Parts of Hobbesian ideas

A couple of recent papers (one by Marcus Adams, the other by Arash Abizadeh) have me thinking about Hobbes’s views about ideas, about ideas as images, and about what the parts of ideas are.

Sometimes Hobbesian ideas have what we might call conceptual parts. One example is the discussion of resolution in De Corpore 6.4. The idea square is said to have parts including line and angle, and the idea gold is said to have parts including solid and heavy.

At other times, though, the parts of ideas seem more like the spatial parts of images. One example of this occurs when Hobbes talks of remembering, and the ways memories are less detailed than experiences, in Elements of Law 3.7. This he describes as involving a “missing of parts” and a lack of “distinction of parts”. So on the one hand you look at a city and see the buildings clearly distinguished, on the other you remember it as “a mass of building only”. But here the parts that are missing, or can’t be distinguished, are spatial parts of the image.

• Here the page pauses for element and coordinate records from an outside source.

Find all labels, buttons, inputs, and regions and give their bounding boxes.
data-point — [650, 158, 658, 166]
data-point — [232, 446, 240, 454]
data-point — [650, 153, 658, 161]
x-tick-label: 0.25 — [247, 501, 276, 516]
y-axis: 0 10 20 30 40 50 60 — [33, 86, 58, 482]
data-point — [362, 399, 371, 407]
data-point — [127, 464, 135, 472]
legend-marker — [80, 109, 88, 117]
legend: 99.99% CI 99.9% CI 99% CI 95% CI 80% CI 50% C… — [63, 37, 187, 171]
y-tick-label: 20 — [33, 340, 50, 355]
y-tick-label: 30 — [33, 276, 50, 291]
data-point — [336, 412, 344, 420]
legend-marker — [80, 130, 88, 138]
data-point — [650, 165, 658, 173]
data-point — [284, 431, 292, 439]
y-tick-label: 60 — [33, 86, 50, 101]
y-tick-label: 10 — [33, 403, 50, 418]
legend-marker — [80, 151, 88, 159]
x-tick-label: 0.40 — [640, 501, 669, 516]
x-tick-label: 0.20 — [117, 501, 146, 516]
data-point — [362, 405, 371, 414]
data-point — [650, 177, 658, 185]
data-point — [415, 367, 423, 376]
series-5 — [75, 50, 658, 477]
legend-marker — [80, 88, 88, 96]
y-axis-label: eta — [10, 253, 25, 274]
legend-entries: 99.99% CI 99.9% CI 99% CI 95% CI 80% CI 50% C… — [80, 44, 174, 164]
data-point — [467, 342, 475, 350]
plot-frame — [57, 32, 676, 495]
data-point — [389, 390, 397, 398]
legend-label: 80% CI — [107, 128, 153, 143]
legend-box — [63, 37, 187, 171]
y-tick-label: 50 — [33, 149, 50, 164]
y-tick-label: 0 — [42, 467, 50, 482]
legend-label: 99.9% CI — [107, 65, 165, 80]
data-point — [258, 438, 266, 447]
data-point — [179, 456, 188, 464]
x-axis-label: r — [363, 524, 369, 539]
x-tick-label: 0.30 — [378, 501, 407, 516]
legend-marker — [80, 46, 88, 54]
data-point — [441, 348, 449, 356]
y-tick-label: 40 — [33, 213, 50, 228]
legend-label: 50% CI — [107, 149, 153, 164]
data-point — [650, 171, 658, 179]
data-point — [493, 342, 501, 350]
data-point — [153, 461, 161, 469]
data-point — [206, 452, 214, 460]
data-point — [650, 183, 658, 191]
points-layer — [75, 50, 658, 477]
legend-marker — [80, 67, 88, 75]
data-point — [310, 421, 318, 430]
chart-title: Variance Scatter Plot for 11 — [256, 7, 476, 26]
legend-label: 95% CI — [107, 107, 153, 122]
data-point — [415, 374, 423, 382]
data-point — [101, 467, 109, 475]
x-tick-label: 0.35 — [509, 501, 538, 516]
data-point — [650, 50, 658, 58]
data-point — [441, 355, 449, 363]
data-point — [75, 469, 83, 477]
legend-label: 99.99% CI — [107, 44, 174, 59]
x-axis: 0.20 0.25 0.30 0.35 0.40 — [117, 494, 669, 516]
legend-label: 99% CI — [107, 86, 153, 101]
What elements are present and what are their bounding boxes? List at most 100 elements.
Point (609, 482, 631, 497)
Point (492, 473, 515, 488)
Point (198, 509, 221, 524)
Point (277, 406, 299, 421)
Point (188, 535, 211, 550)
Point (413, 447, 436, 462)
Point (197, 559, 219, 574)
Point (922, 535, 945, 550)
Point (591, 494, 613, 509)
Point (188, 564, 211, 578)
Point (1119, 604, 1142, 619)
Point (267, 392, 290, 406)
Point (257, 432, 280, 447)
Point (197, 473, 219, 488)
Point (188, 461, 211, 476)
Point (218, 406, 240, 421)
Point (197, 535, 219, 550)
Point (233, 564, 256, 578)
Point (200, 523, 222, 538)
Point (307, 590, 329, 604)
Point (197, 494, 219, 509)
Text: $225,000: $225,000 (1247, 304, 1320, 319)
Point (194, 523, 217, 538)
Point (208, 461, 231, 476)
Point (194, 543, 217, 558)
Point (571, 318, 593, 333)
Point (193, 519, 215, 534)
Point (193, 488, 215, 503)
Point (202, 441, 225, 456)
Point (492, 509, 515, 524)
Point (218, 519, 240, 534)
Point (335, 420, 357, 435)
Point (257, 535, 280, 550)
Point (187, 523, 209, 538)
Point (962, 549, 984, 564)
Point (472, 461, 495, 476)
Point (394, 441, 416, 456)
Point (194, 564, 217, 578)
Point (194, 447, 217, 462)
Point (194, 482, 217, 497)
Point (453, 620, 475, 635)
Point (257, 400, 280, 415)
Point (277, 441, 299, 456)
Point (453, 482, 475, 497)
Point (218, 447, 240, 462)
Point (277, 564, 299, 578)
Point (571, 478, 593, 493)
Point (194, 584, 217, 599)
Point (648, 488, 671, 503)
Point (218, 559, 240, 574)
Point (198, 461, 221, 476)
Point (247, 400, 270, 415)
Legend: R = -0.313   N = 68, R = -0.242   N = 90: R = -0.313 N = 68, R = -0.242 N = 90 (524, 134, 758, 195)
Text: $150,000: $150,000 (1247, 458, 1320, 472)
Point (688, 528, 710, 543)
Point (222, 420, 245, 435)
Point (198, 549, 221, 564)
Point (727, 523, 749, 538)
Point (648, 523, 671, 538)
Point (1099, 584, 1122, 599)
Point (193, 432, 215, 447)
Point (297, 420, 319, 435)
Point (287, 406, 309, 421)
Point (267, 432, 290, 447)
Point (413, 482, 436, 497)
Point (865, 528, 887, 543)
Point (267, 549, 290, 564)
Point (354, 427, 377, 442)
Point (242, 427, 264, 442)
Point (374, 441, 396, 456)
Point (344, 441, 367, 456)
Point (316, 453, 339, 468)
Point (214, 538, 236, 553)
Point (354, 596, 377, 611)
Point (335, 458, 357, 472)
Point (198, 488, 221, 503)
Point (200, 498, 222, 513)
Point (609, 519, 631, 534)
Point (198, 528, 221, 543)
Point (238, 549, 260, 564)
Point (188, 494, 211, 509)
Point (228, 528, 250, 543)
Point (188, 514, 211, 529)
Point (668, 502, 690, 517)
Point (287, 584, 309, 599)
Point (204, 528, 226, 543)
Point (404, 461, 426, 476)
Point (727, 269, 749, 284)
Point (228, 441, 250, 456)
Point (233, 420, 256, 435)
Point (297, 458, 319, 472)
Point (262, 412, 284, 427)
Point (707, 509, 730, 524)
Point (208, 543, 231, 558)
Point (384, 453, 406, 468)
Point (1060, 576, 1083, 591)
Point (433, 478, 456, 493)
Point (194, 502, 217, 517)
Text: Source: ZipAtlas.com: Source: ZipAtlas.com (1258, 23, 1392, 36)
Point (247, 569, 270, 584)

I don’t know what to make of this. But I think Hobbes is not alone, among philosophers with a more or less imagistic theory of ideas, in having these two sorts of parts in mind. So Hume usually thinks of ideas as having conceptual parts. But in Treatise 1.2, in the discussion of space, the coloured points into which our visual impressions and ideas are resolved are spatial rather than conceptual parts.